An abortion can cost anywhere from $0 to more than $1,000, and it's not just the medical costs that patients face, according to a study from the Guttmacher Institute, a research group focusing on sexual and reproductive health.
Those seeking an abortion may also have out-of-pocket costs for traveling out of town -- or, in some cases, out of state -- as well as food, lodging, gas, coordinating child care and accessing medication.
Now, with the Supreme Court potentially set to overturn or severely gut Roe v. Wade, attention has turned to abortion funds, which can help arrange and pay for abortion care, as well as other costs associated with the procedure.
What is an abortion fund?
An abortion fund is a nonprofit organization that provides direct funding to those seeking an abortion who may not be able to afford it.
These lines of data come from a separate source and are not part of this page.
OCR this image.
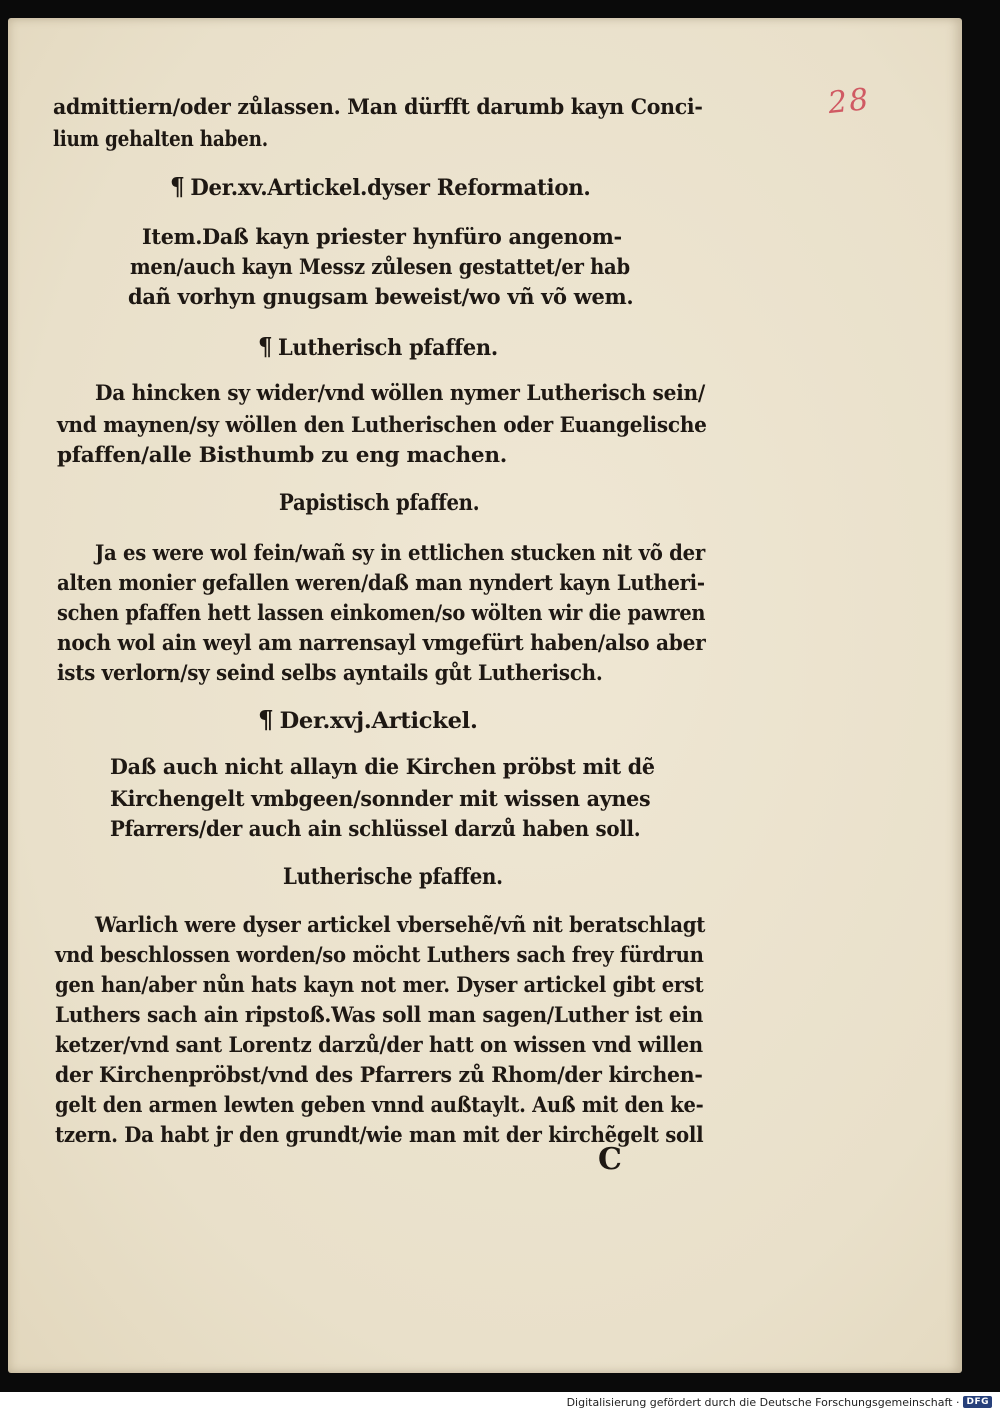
28
admittiern/oder zůlassen. Man dürfft darumb kayn Conci-
lium gehalten haben.
¶ Der.xv.Artickel.dyser Reformation.
Item.Daß kayn priester hynfüro angenom-
men/auch kayn Messz zůlesen gestattet/er hab
dañ vorhyn gnugsam beweist/wo vñ võ wem.
¶ Lutherisch pfaffen.
Da hincken sy wider/vnd wöllen nymer Lutherisch sein/
vnd maynen/sy wöllen den Lutherischen oder Euangelische
pfaffen/alle Bisthumb zu eng machen.
Papistisch pfaffen.
Ja es were wol fein/wañ sy in ettlichen stucken nit võ der
alten monier gefallen weren/daß man nyndert kayn Lutheri-
schen pfaffen hett lassen einkomen/so wölten wir die pawren
noch wol ain weyl am narrensayl vmgefürt haben/also aber
ists verlorn/sy seind selbs ayntails gůt Lutherisch.
¶ Der.xvj.Artickel.
Daß auch nicht allayn die Kirchen pröbst mit dẽ
Kirchengelt vmbgeen/sonnder mit wissen aynes
Pfarrers/der auch ain schlüssel darzů haben soll.
Lutherische pfaffen.
Warlich were dyser artickel vbersehẽ/vñ nit beratschlagt
vnd beschlossen worden/so möcht Luthers sach frey fürdrun
gen han/aber nůn hats kayn not mer. Dyser artickel gibt erst
Luthers sach ain ripstoß.Was soll man sagen/Luther ist ein
ketzer/vnd sant Lorentz darzů/der hatt on wissen vnd willen
der Kirchenpröbst/vnd des Pfarrers zů Rhom/der kirchen-
gelt den armen lewten geben vnnd außtaylt. Auß mit den ke-
tzern. Da habt jr den grundt/wie man mit der kirchẽgelt soll
C
Digitalisierung gefördert durch die Deutsche Forschungsgemeinschaft · DFG
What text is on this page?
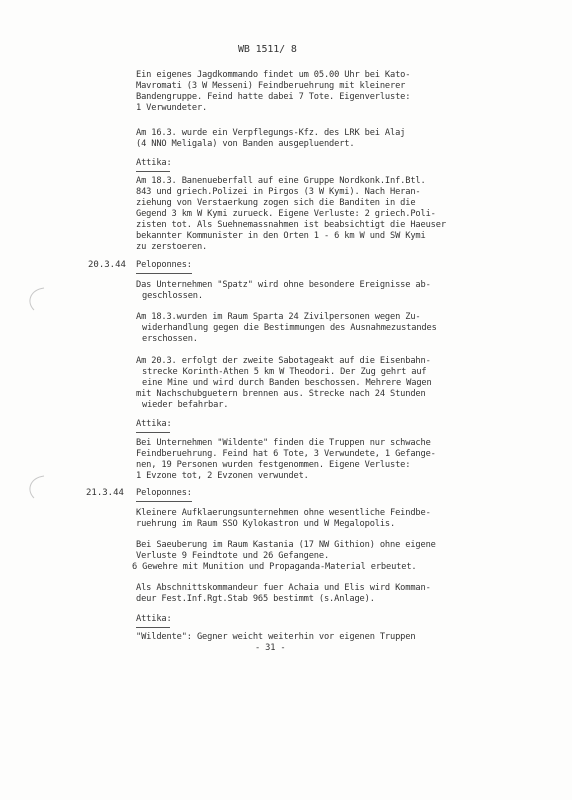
WB 1511/ 8
Ein eigenes Jagdkommando findet um 05.00 Uhr bei Kato-
Mavromati (3 W Messeni) Feindberuehrung mit kleinerer
Bandengruppe. Feind hatte dabei 7 Tote. Eigenverluste:
1 Verwundeter.
Am 16.3. wurde ein Verpflegungs-Kfz. des LRK bei Alaj
(4 NNO Meligala) von Banden ausgepluendert.
Attika:
Am 18.3. Banenueberfall auf eine Gruppe Nordkonk.Inf.Btl.
843 und griech.Polizei in Pirgos (3 W Kymi). Nach Heran-
ziehung von Verstaerkung zogen sich die Banditen in die
Gegend 3 km W Kymi zurueck. Eigene Verluste: 2 griech.Poli-
zisten tot. Als Suehnemassnahmen ist beabsichtigt die Haeuser
bekannter Kommunister in den Orten 1 - 6 km W und SW Kymi
zu zerstoeren.
20.3.44 Peloponnes:
Das Unternehmen "Spatz" wird ohne besondere Ereignisse ab-
geschlossen.
Am 18.3.wurden im Raum Sparta 24 Zivilpersonen wegen Zu-
widerhandlung gegen die Bestimmungen des Ausnahmezustandes
erschossen.
Am 20.3. erfolgt der zweite Sabotageakt auf die Eisenbahn-
strecke Korinth-Athen 5 km W Theodori. Der Zug gehrt auf
eine Mine und wird durch Banden beschossen. Mehrere Wagen
mit Nachschubguetern brennen aus. Strecke nach 24 Stunden
wieder befahrbar.
Attika:
Bei Unternehmen "Wildente" finden die Truppen nur schwache
Feindberuehrung. Feind hat 6 Tote, 3 Verwundete, 1 Gefange-
nen, 19 Personen wurden festgenommen. Eigene Verluste:
1 Evzone tot, 2 Evzonen verwundet.
21.3.44 Peloponnes:
Kleinere Aufklaerungsunternehmen ohne wesentliche Feindbe-
ruehrung im Raum SSO Kylokastron und W Megalopolis.
Bei Saeuberung im Raum Kastania (17 NW Githion) ohne eigene
Verluste 9 Feindtote und 26 Gefangene.
6 Gewehre mit Munition und Propaganda-Material erbeutet.
Als Abschnittskommandeur fuer Achaia und Elis wird Komman-
deur Fest.Inf.Rgt.Stab 965 bestimmt (s.Anlage).
Attika:
"Wildente": Gegner weicht weiterhin vor eigenen Truppen
- 31 -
Some funds completely or partially cover the costs strictly related to the procedure, such as for pills for medication abortions -- which make up more than half of all abortions in the U.S. -- or for an in-office procedure.
"We also provide what we call practical support," Chasity Wilson, executive director of the New Orleans Abortion Fund, which helps provide funding for people living in the Gulf South, told ABC News.
This includes surrounding costs such as transportation to and from abortion clinics, translation services, gas, lodging and child care -- and emotional support.
In addition to local funds, there are 92 abortion funds -- as of October 2021 -- that are members of the National Network of Abortion Funds, which helps connect organizations across the country.
How do they work?
Some funds, such as the NOAF, allow women to call directly to ask for help paying for an abortion.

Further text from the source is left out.